Friday, September 28, 2012

The True History of the Waffle (Belgian)

Most people think the waffle was invented by some guy trying to figure out a new use for his waffle iron  but the Belgians know the true story is more interesting, full of happy accident and romance.

So return with us now to Sir Giles and Lady Gwendolyn,  in the ancestral love nest outside Namur until the great mischief maker Pope Urban II preached the First  Crusade.  Sir Giles, a faithful son of the church, on hearing the news understood instantly that he had no alternative but to go to the Holy Land in the spirit of the Galilean, to beat up a few Saracens.

Sir Giles went off on Crusade.  Lady Gwendolyn stayed home knitting sweaters and warding off suitors and doing whatever else was needful to preserve her dignity.  For years she heard nothing of  Sir Giles, not a murmur.  But one autumn Sunday afternoon, seventeen years after Sir Giles' departure, Lady Gwendolyn was at the stove stirring pancake batter when KA-VOOM, the door flew open and a warrior stood before her, resplendent in his chain mail.  Can you guess who it was?  Of course: it was Sir Giles, home from the wars.

"Kiss me, my fool!" he cried lustily, as he reached to wrap her in his arms.  Lady Gwendolyn's heart beat with ardor but she knew that propriety her to maintain a ladylike decorum.  "Nothing would please me more," she said, "but wouldn't you like a bite to eat first?"  Indeed, Sir Giles in his enthusiasm had spent the preceding 60 hours uninterrupted in the saddle.

"Dinner can wait!" Sir Giles declared, hurling his great clanking body down beside the stove and drawing his Lady into his lap.  

We might withdraw from the scene here  in tactful reserve, except that after an uncounted interval, the lovely nose of Lady Gwendolyn began to twitch.   She understood in a flash: it was the unmistakable odor of baking library paste.  "Sir Giles!' she gasped hoarsely.  "I think you sat in the bucket of pancake batter!"

A moment's inquiry showed that Lady Gwendolyn was right.  Except that what they gazed on was not pancake batter, nor even pancakes.  No: recall that Sir Giles had spent 60 hours in the saddle, and in his chain mail.  Sir Giles' heart brimmed over with compassion as he saw the dismay and disappointment in the eyes of his beloved.  Her dinner, it seemed, was  disaster.  But not so:  "No matter, my dear!" Sir Giles declared.  "Bring us butter and one of those spray cans of ersatz whipped cream!  I think we have invented the waffle!"

The rest, of course, is history.  Sir Giles and Lady Gwendolyn lived out a long and happy life together in the Castle.  Every Sunday morning, they ate waffles with butter and a spritz of cream.  Every year on the anniversary of Sir Giles' return, they added a coulis of strawberry jam.

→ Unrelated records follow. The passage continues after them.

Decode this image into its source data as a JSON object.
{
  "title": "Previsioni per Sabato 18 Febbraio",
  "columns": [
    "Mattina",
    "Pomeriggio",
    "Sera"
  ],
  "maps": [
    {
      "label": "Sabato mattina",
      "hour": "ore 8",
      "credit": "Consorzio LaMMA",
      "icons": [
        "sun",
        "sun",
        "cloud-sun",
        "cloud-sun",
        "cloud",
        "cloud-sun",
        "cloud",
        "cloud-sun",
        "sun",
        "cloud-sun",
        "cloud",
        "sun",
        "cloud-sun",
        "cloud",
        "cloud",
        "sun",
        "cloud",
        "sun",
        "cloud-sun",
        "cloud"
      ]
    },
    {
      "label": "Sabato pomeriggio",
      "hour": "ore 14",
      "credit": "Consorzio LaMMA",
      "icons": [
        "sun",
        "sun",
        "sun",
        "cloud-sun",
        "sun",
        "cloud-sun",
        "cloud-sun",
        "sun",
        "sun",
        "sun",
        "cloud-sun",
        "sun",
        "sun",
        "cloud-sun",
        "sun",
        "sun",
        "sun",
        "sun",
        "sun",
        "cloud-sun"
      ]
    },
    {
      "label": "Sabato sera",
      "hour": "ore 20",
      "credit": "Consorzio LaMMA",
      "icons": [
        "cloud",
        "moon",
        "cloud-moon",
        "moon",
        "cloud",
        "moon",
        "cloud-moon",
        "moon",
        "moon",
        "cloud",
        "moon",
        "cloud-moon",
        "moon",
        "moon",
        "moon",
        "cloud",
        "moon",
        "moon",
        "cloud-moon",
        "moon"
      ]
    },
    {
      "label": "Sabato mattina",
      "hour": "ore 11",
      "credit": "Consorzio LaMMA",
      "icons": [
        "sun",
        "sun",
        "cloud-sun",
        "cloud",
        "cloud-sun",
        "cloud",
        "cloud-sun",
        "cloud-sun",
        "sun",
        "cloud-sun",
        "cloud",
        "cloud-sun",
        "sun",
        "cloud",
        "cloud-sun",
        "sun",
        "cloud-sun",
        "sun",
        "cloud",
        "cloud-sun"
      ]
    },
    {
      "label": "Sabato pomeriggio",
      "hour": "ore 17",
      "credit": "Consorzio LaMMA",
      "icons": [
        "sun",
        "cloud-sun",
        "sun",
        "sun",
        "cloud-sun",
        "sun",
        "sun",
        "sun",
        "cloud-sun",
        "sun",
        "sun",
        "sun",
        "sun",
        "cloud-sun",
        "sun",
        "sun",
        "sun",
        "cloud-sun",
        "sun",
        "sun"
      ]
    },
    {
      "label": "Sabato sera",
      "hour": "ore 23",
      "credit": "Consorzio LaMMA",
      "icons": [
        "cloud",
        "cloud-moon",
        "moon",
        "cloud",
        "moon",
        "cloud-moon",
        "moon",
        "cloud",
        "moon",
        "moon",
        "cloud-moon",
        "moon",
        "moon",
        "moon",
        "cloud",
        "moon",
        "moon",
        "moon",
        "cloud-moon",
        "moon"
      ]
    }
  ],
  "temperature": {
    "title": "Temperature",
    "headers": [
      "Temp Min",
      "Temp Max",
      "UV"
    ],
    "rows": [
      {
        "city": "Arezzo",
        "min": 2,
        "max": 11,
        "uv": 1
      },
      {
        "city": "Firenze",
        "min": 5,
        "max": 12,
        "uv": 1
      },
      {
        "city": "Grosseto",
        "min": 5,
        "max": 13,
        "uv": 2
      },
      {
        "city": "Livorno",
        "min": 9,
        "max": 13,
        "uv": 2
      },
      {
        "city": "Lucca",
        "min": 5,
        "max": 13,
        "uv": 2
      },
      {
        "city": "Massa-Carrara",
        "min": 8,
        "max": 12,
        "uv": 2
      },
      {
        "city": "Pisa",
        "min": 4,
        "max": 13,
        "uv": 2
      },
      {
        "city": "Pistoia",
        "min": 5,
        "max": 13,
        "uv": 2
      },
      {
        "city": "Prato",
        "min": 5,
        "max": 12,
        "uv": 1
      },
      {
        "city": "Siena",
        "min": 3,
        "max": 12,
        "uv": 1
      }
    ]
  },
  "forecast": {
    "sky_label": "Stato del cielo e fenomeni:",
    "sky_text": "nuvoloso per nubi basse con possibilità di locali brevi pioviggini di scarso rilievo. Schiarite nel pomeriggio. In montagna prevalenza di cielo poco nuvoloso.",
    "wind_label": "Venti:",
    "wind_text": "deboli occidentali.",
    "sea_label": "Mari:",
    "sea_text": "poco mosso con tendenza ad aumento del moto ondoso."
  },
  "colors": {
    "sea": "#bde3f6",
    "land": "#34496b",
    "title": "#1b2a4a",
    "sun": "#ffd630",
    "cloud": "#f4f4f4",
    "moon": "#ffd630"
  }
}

 Source note: I wish I could say I had invented this story, or at least that I could tell you who did.  But I did add some of the edifying detail, for verisimilitude.


2 comments:

Anonymous said...

a "waffler" in politics is someone who doesn't stick with his or her position. don't get it. a pancake being very flexible will waffle but a waffle is kind of a firm item, so it's not flexible. or, is it?

The New York Crank said...

Did I read your story right, or did I misread something while skimming. If I read what I think I read...eeuw! I'll never eat another waffle again. (Not that my dietician would allow me to in any case.)